「サンタシの街や村々を見てみなされ。今やどの国よりも治安は安定し、民の暮らしは潤っております。警備隊の長官を担っておる身ではありますが、わたしの仕事はこの二年ほぼ無いに等しいものでした。せいぜい民衆同士の喧嘩の仲裁程度のものです」
 だからこそ、こうしてヴィクトル王の傍に仕えることができたというのも事実であった。
「ディートハルト、お前はわたしを責めることをしないのか? 艦隊の敗北は明らかであるのに、わたしはそれをみすみす送り出したのだぞ」
 有能なアルノであるからこそ、きっと祖国を守る為に最期まで退くことはしないだろう。例えそれがどんな不利な状況に追い込まれたとしても、残りの一隻になるまで魔笛艦隊に果敢に立ち向かっていくことは分かっていた。
 だから困る、とディートハルトは溜息を漏らした。
 王はいつだって国を守る為に部下を利用しなくてはならない。たとえそれが、使い捨ての駒になろうとも・・・。それを知っているだけに、この王は賢王と呼ばれるに値する男になりえたのだろう。

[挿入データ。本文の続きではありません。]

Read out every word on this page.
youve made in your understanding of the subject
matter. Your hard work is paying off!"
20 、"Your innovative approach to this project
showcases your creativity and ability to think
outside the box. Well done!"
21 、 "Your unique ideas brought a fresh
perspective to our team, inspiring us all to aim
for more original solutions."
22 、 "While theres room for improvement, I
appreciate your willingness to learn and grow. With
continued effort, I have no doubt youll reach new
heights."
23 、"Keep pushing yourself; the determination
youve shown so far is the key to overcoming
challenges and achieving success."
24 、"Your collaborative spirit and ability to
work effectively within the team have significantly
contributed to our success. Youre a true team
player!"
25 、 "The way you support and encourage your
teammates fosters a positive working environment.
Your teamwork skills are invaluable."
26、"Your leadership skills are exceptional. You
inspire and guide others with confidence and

 しかし、それはいつだって自らの首を絞め続けてきた。
「陛下、我国の誇れるものは、艦隊ではありません。ですが、海上戦である程度戦力を削ぎ落とすことができれば、我々に勝機は十分に有り得ます。彼らは愛する母国を守る為の犠牲ならば、たとえそれがどんな結果になろうとも本望な筈です。それは、このディートハルトも同じこと・・・。そして、貴方の実弟、フェルデン・フォン・ヴォルテヴィーユ殿下はサンタシ最高の騎士です。彼の率いる騎士団が必ずや地上戦で敵の侵攻を防いでくれる筈です」
逞しい腕をぐっと胸の前に構え、ディートハルトは顔の傷を引き攣らせながらにかりと笑った。

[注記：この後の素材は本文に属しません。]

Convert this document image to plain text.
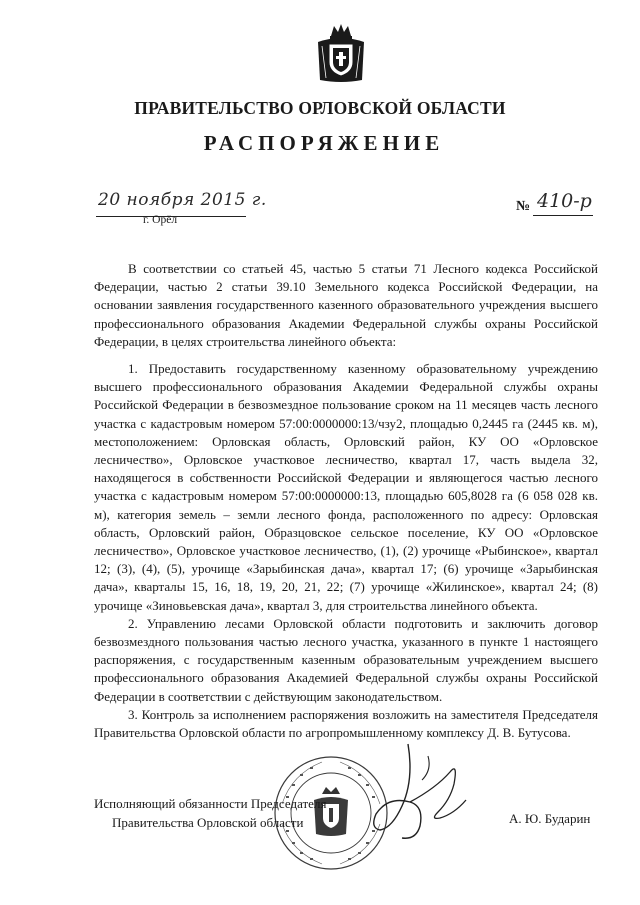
ПРАВИТЕЛЬСТВО ОРЛОВСКОЙ ОБЛАСТИ
РАСПОРЯЖЕНИЕ
20 ноября 2015 г.
г. Орёл
№ 410-р

В соответствии со статьей 45, частью 5 статьи 71 Лесного кодекса Российской Федерации, частью 2 статьи 39.10 Земельного кодекса Российской Федерации, на основании заявления государственного казенного образовательного учреждения высшего профессионального образования Академии Федеральной службы охраны Российской Федерации, в целях строительства линейного объекта:

1. Предоставить государственному казенному образовательному учреждению высшего профессионального образования Академии Федеральной службы охраны Российской Федерации в безвозмездное пользование сроком на 11 месяцев часть лесного участка с кадастровым номером 57:00:0000000:13/чзу2, площадью 0,2445 га (2445 кв. м), местоположением: Орловская область, Орловский район, КУ ОО «Орловское лесничество», Орловское участковое лесничество, квартал 17, часть выдела 32, находящегося в собственности Российской Федерации и являющегося частью лесного участка с кадастровым номером 57:00:0000000:13, площадью 605,8028 га (6 058 028 кв. м), категория земель – земли лесного фонда, расположенного по адресу: Орловская область, Орловский район, Образцовское сельское поселение, КУ ОО «Орловское лесничество», Орловское участковое лесничество, (1), (2) урочище «Рыбинское», квартал 12; (3), (4), (5), урочище «Зарыбинская дача», квартал 17; (6) урочище «Зарыбинская дача», кварталы 15, 16, 18, 19, 20, 21, 22; (7) урочище «Жилинское», квартал 24; (8) урочище «Зиновьевская дача», квартал 3, для строительства линейного объекта.

2. Управлению лесами Орловской области подготовить и заключить договор безвозмездного пользования частью лесного участка, указанного в пункте 1 настоящего распоряжения, с государственным казенным образовательным учреждением высшего профессионального образования Академией Федеральной службы охраны Российской Федерации в соответствии с действующим законодательством.

3. Контроль за исполнением распоряжения возложить на заместителя Председателя Правительства Орловской области по агропромышленному комплексу Д. В. Бутусова.

Исполняющий обязанности Председателя
Правительства Орловской области	А. Ю. Бударин
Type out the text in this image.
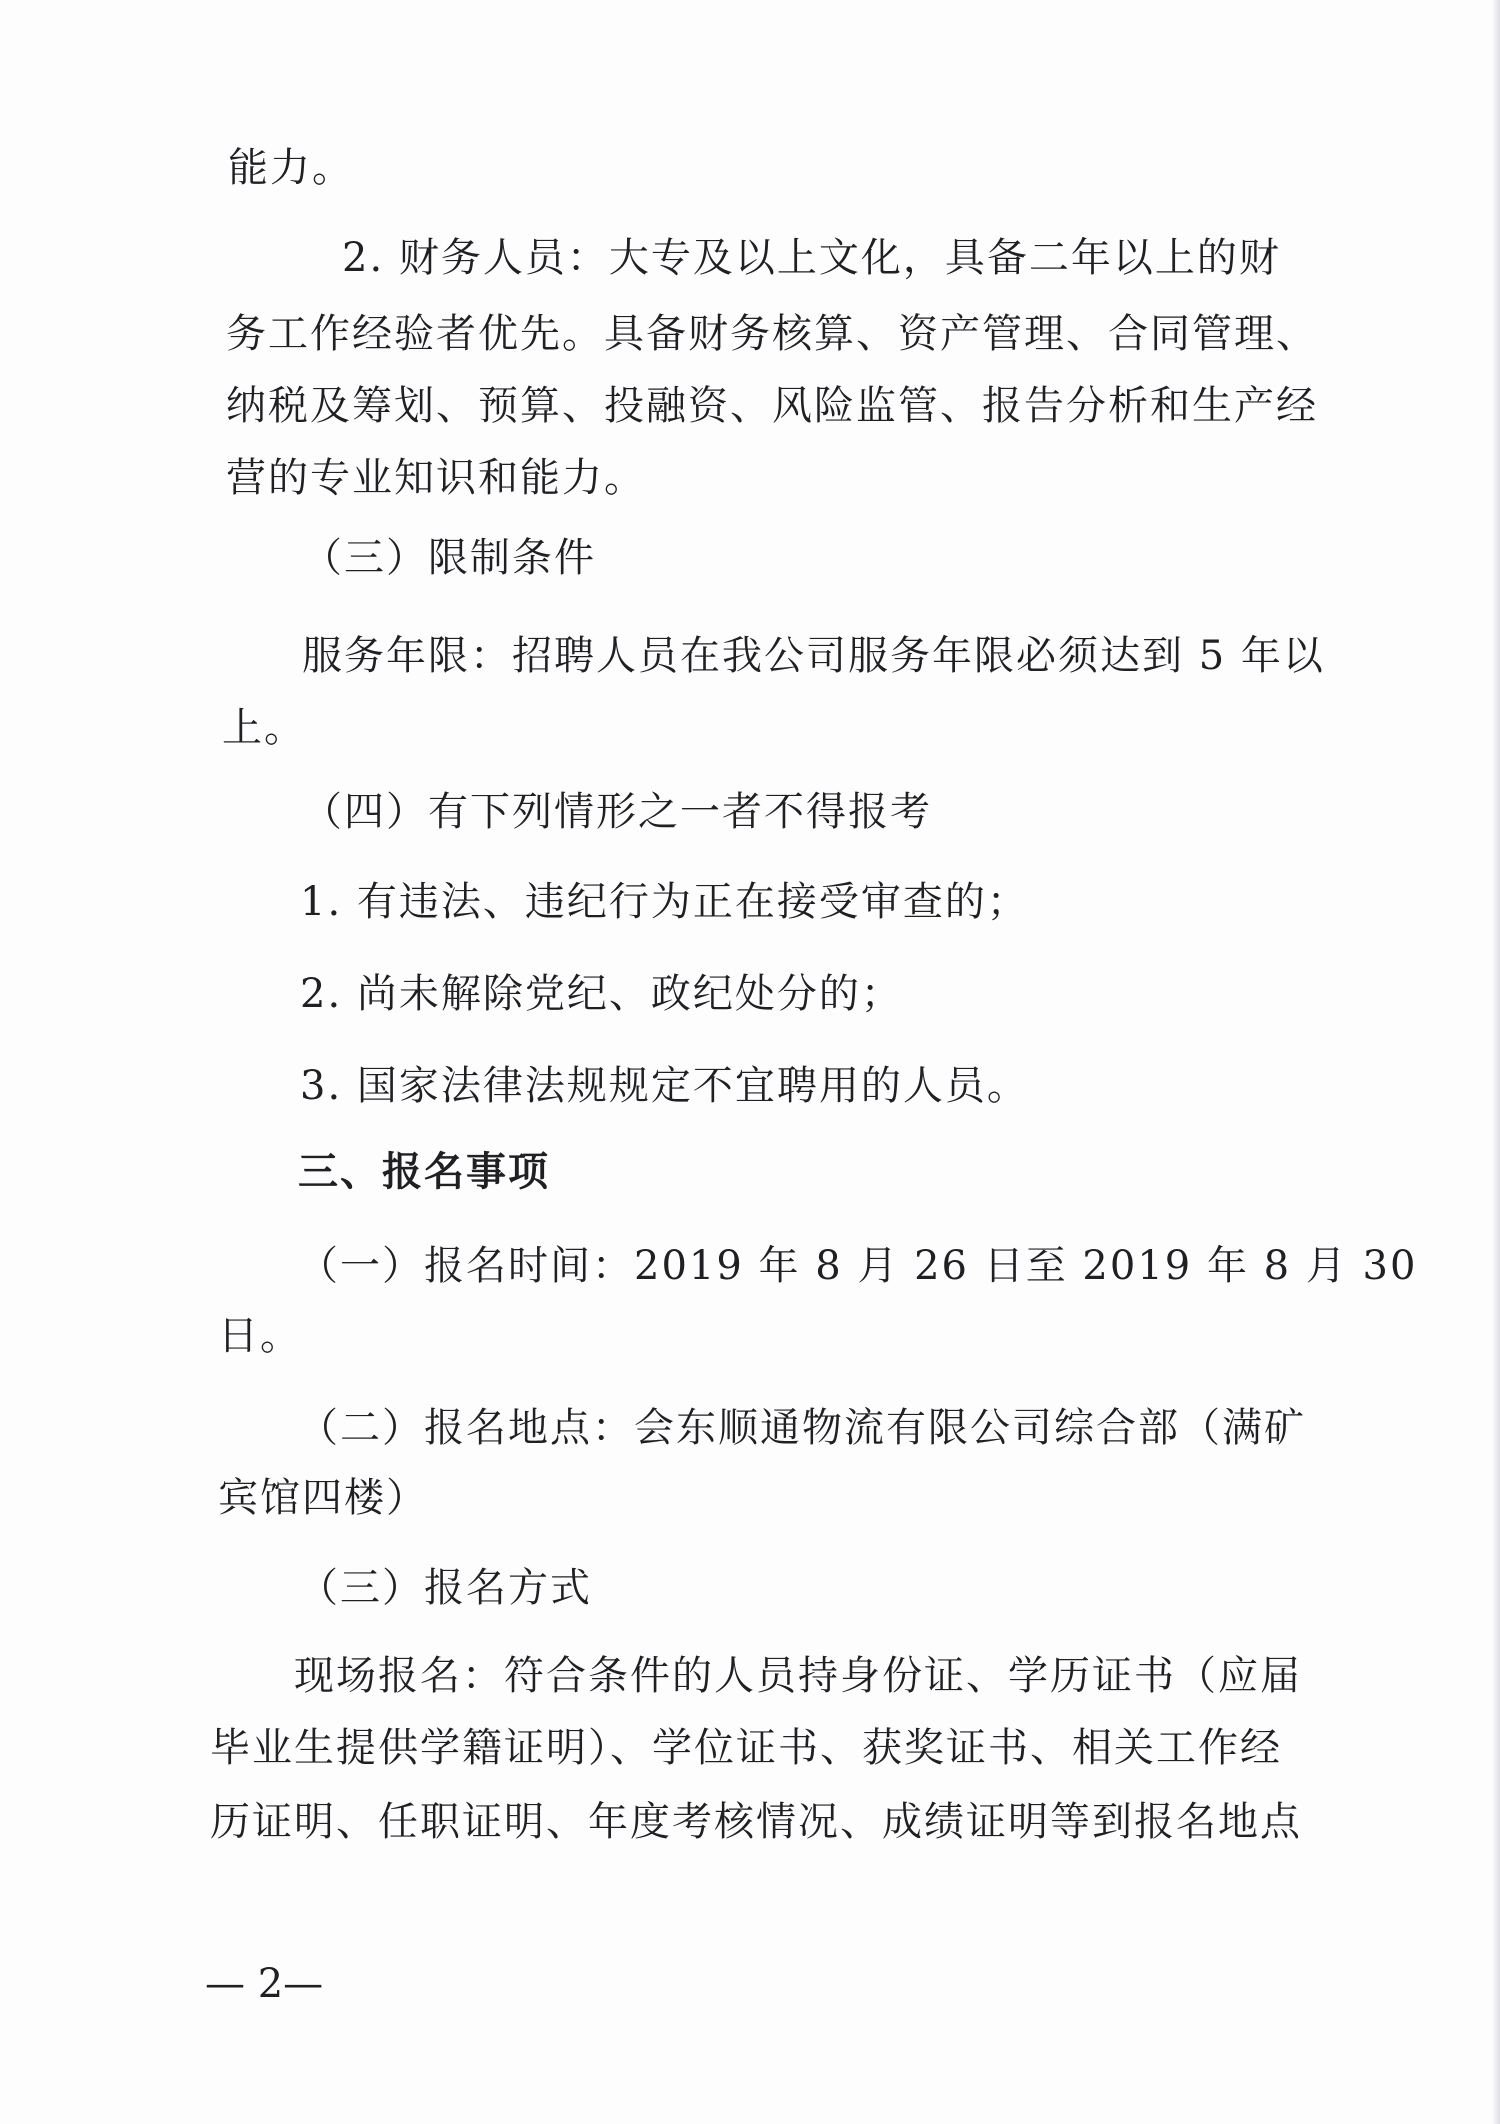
能力。
2. 财务人员：大专及以上文化，具备二年以上的财
务工作经验者优先。具备财务核算、资产管理、合同管理、
纳税及筹划、预算、投融资、风险监管、报告分析和生产经
营的专业知识和能力。
（三）限制条件
服务年限：招聘人员在我公司服务年限必须达到 5 年以
上。
（四）有下列情形之一者不得报考
1. 有违法、违纪行为正在接受审查的；
2. 尚未解除党纪、政纪处分的；
3. 国家法律法规规定不宜聘用的人员。
三、报名事项
（一）报名时间：2019 年 8 月 26 日至 2019 年 8 月 30
日。
（二）报名地点：会东顺通物流有限公司综合部（满矿
宾馆四楼）
（三）报名方式
现场报名：符合条件的人员持身份证、学历证书（应届
毕业生提供学籍证明）、学位证书、获奖证书、相关工作经
历证明、任职证明、年度考核情况、成绩证明等到报名地点
— 2—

「陛下。このディートハルトに、今一度騎士団復帰のご許可を! そして、フェルデン殿下の手助けをぜひともわたしに!」
 驚きとディートハルトの歳をも感じさせない言葉に、ヴィクトル王はふと顔を上げた。
「ディートハルト、我弟の助けとなってくれると・・・!?」
 頼もしい剣士の一言で、ヴィクトル王は僅かに希望の光を見た気がした。
 すっと椅子から立ち上がったディートハルトは、ヴィクトルの机の前で礼の形をとった。